Simply lolling and not wasting breath.

A couple of weeks ago I was writing about the muddiness of the pool (my mind) in which all the rich material of Japanese history and culture has been collecting. I anticipated the waters clearing eventually making it possible for me to compose a book review or two by way of participating more fully than I yet have in the Japanese Literature Challenge.

But just as things were coming into focus, the body in which my mind resides became afflicted with a fat head cold. My head feels huge and achey and that makes it hard to think. After picking up one book after another this morning, reading a few lines, realizing that I was not interested, I finally lit upon a novel I was already a couple of chapters into, Kusamakura (also known as The Grass Pillow), as the one that was not too heady and not boring either. This book by Natsume Sōseki is nothing like his other novels, and it was meant to be a “haiku-style” novel, hearkening back to old Japan just as most writers were eagerly embracing western culture. He published it in 1906.

The narrator is taking a little holiday for the purpose of contemplating the beautiful. I have been enjoying his lighthearted philosophical musings and descriptions that are not too hard to engage with in my compromised state of mind.

This afternoon I was reading by the fire, and became so sleepy and warm, I kept nodding off, so I went up to my bed and lay in the cool room, continuing to find on every page his delighted descriptions of the beauty of the tea sweet, the silvery bamboo in the distance, the pleasant arrangement of the rooms of the inn, and the calligraphy on the wall. When his mind was briefly agitated he wrote haiku as a way to practice mindfulness and calm down, and it restored his sense of humor.

Our narrator is an artist, and he wants to paint many things he sees; other times he says that he feels that he is in a painting, because of the sublimity of the scene he inhabits. When I came upon this passage as I lay on my bed I really engaged with his mood:

“Drawing a picture feels like too much trouble just now, and as for coming up with a poem, my mind is already immersed in the poetic — to actually compose something would be merely a waste of breath. Nor do I have any inclination to undo the box of two or three books that I’ve brought along, tied to my tripod, and read. I feel perfect happiness simply lolling here on the balcony in the company of the shadow cast by the blossoms, my back toasting in the warm spring sunlight. To think would be to sink into error.”

For different reasons than this man, I’m sure, I have felt that my trying to write anything  analytical about my readings thus far would surely have been to sink into error. The risk of reductionism is more of a certainty than a possibility. Rather, I will try to follow his example and pay attention to each “thing” I encounter without worrying about how it’s related to all the others. I know I won’t be writing any haiku to distill my experiences, but after contemplating the literary scene it might happen that I find something to “paint” here.

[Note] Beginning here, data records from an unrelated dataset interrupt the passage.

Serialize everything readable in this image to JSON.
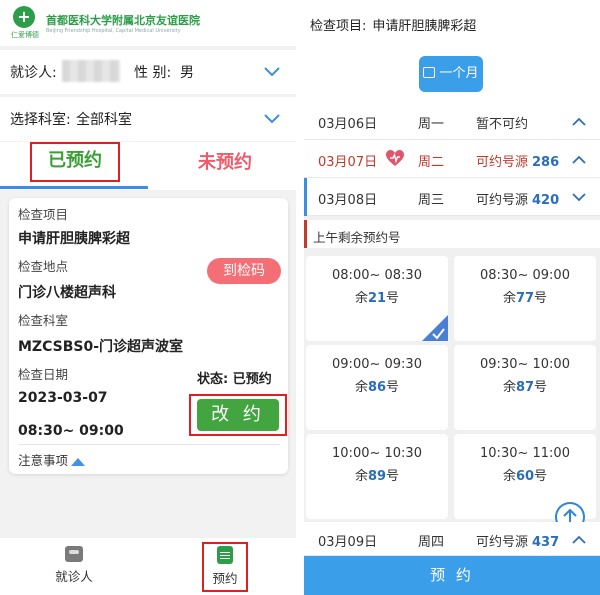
{
  "left": {
    "hospital": {
      "name": "首都医科大学附属北京友谊医院",
      "name_en": "Beijing Friendship Hospital, Capital Medical University",
      "logo_text": "仁爱博德"
    },
    "patient": {
      "label": "就诊人:",
      "gender_label": "性 别:",
      "gender_value": "男"
    },
    "department": {
      "label": "选择科室:",
      "value": "全部科室"
    },
    "tabs": {
      "booked": "已预约",
      "unbooked": "未预约"
    },
    "card": {
      "item_label": "检查项目",
      "item_value": "申请肝胆胰脾彩超",
      "location_label": "检查地点",
      "location_value": "门诊八楼超声科",
      "checkin_button": "到检码",
      "room_label": "检查科室",
      "room_value": "MZCSBS0-门诊超声波室",
      "date_label": "检查日期",
      "status": "状态: 已预约",
      "date_value": "2023-03-07",
      "time_value": "08:30~ 09:00",
      "change_button": "改 约",
      "notice": "注意事项"
    },
    "nav": {
      "patient": "就诊人",
      "booking": "预约"
    }
  },
  "right": {
    "header": {
      "label": "检查项目:",
      "value": "申请肝胆胰脾彩超"
    },
    "month_button": "一个月",
    "dates": [
      {
        "date": "03月06日",
        "weekday": "周一",
        "status": "暂不可约",
        "count": ""
      },
      {
        "date": "03月07日",
        "weekday": "周二",
        "status": "可约号源",
        "count": "286"
      },
      {
        "date": "03月08日",
        "weekday": "周三",
        "status": "可约号源",
        "count": "420"
      },
      {
        "date": "03月09日",
        "weekday": "周四",
        "status": "可约号源",
        "count": "437"
      }
    ],
    "am_label": "上午剩余预约号",
    "slots": [
      {
        "time": "08:00~ 08:30",
        "pre": "余",
        "count": "21",
        "post": "号"
      },
      {
        "time": "08:30~ 09:00",
        "pre": "余",
        "count": "77",
        "post": "号"
      },
      {
        "time": "09:00~ 09:30",
        "pre": "余",
        "count": "86",
        "post": "号"
      },
      {
        "time": "09:30~ 10:00",
        "pre": "余",
        "count": "87",
        "post": "号"
      },
      {
        "time": "10:00~ 10:30",
        "pre": "余",
        "count": "89",
        "post": "号"
      },
      {
        "time": "10:30~ 11:00",
        "pre": "余",
        "count": "60",
        "post": "号"
      }
    ],
    "book_button": "预 约"
  },
  "colors": {
    "green": "#3aa035",
    "red_box": "#e02020",
    "blue": "#3a9ee8",
    "pink": "#f36f75"
  }
}
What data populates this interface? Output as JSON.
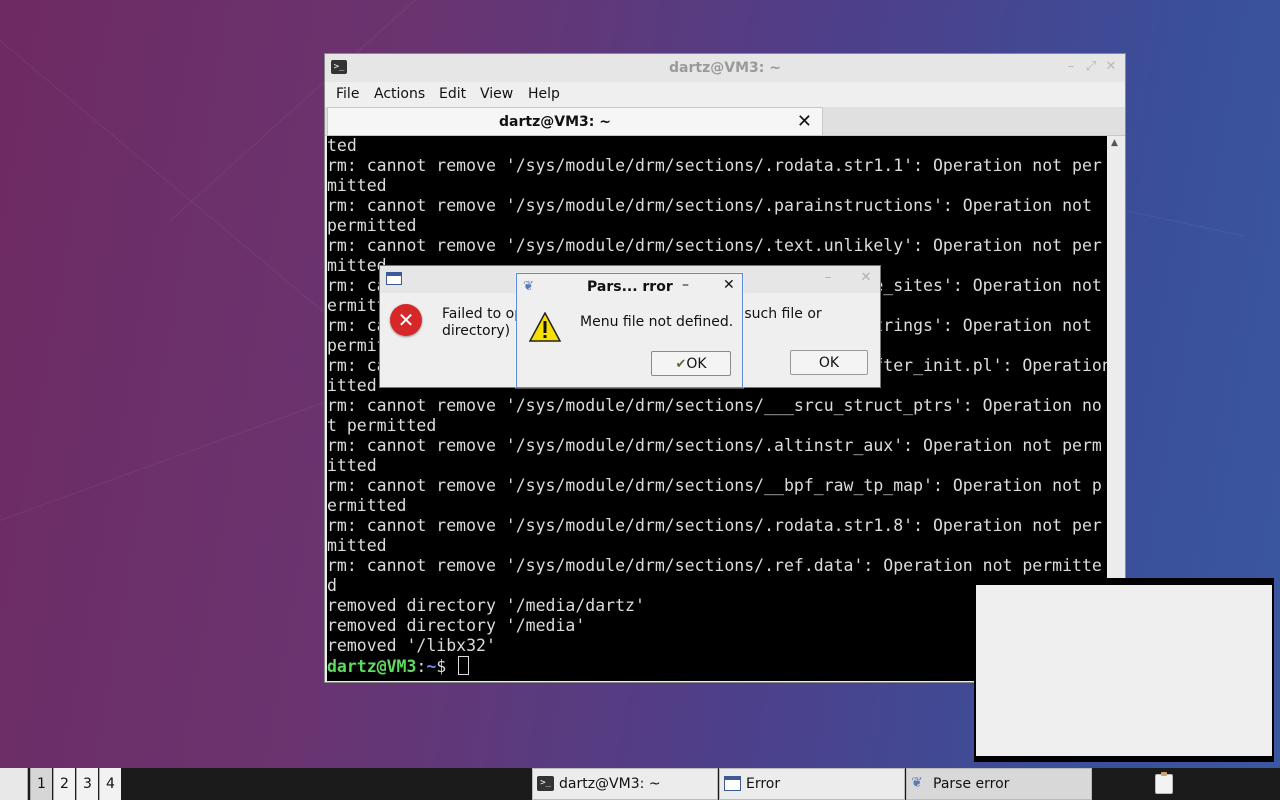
{
  "terminal": {
    "title": "dartz@VM3: ~",
    "icon": "terminal-icon",
    "window_controls": [
      "minimize",
      "maximize",
      "close"
    ],
    "menu": [
      "File",
      "Actions",
      "Edit",
      "View",
      "Help"
    ],
    "tab_label": "dartz@VM3: ~",
    "output_lines": [
      "ted",
      "rm: cannot remove '/sys/module/drm/sections/.rodata.str1.1': Operation not per",
      "mitted",
      "rm: cannot remove '/sys/module/drm/sections/.parainstructions': Operation not",
      "permitted",
      "rm: cannot remove '/sys/module/drm/sections/.text.unlikely': Operation not per",
      "mitted",
      "rm: cannot remove '/sys/module/drm/sections/__jump_table_sites': Operation not p",
      "ermitted",
      "rm: cannot remove '/sys/module/drm/sections/__ksymtab_strings': Operation not",
      "permitted",
      "rm: cannot remove '/sys/module/drm/sections/.data..ro_after_init.pl': Operation not perm",
      "itted",
      "rm: cannot remove '/sys/module/drm/sections/___srcu_struct_ptrs': Operation no",
      "t permitted",
      "rm: cannot remove '/sys/module/drm/sections/.altinstr_aux': Operation not perm",
      "itted",
      "rm: cannot remove '/sys/module/drm/sections/__bpf_raw_tp_map': Operation not p",
      "ermitted",
      "rm: cannot remove '/sys/module/drm/sections/.rodata.str1.8': Operation not per",
      "mitted",
      "rm: cannot remove '/sys/module/drm/sections/.ref.data': Operation not permitte",
      "d",
      "removed directory '/media/dartz'",
      "removed directory '/media'",
      "removed '/libx32'"
    ],
    "prompt_user": "dartz@VM3",
    "prompt_sep": ":",
    "prompt_path": "~",
    "prompt_symbol": "$ "
  },
  "error_dialog": {
    "title": "Error",
    "message": "Failed to open file '/etc/xdg/lxqt/menu': No such file or directory)",
    "ok_label": "OK",
    "icon": "error-icon"
  },
  "parse_dialog": {
    "title": "Pars... rror",
    "message": "Menu file not defined.",
    "ok_label": "OK",
    "icon": "warning-icon"
  },
  "taskbar": {
    "workspaces": [
      "1",
      "2",
      "3",
      "4"
    ],
    "tasks": [
      {
        "label": "dartz@VM3: ~",
        "icon": "terminal-icon"
      },
      {
        "label": "Error",
        "icon": "window-icon"
      },
      {
        "label": "Parse error",
        "icon": "app-icon"
      }
    ],
    "tray_icon": "clipboard-icon"
  }
}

The Japanese Literature Challenge is going through March. The books I still want to delve into more or finish are:

Silence and Beauty by Makoto Fujimura
Kusamakura by Natsume Sōseki
Deep River by Shusaku Endo
The Book of Tea by Kakuzo Okakura
Modern Japanese Literature edited by Donald Keene

I realize that during this read-along, a few of the things I’ve been reading are in the non-fiction category, not the literature genre. I chose them in hopes of getting a little more background knowledge so that I could better appreciate the literature, and I’m content with how it’s going.

My brief exposure to the literary world of Japan has started me on a deeper study of broader and universal aspects of our humanity. But more on that later. Right now, I’m going back to the countryside of Japan where I can loll about and absorb some beauty. Come to think of it, I’ll put the kettle on and brew a cup of tea for good measure.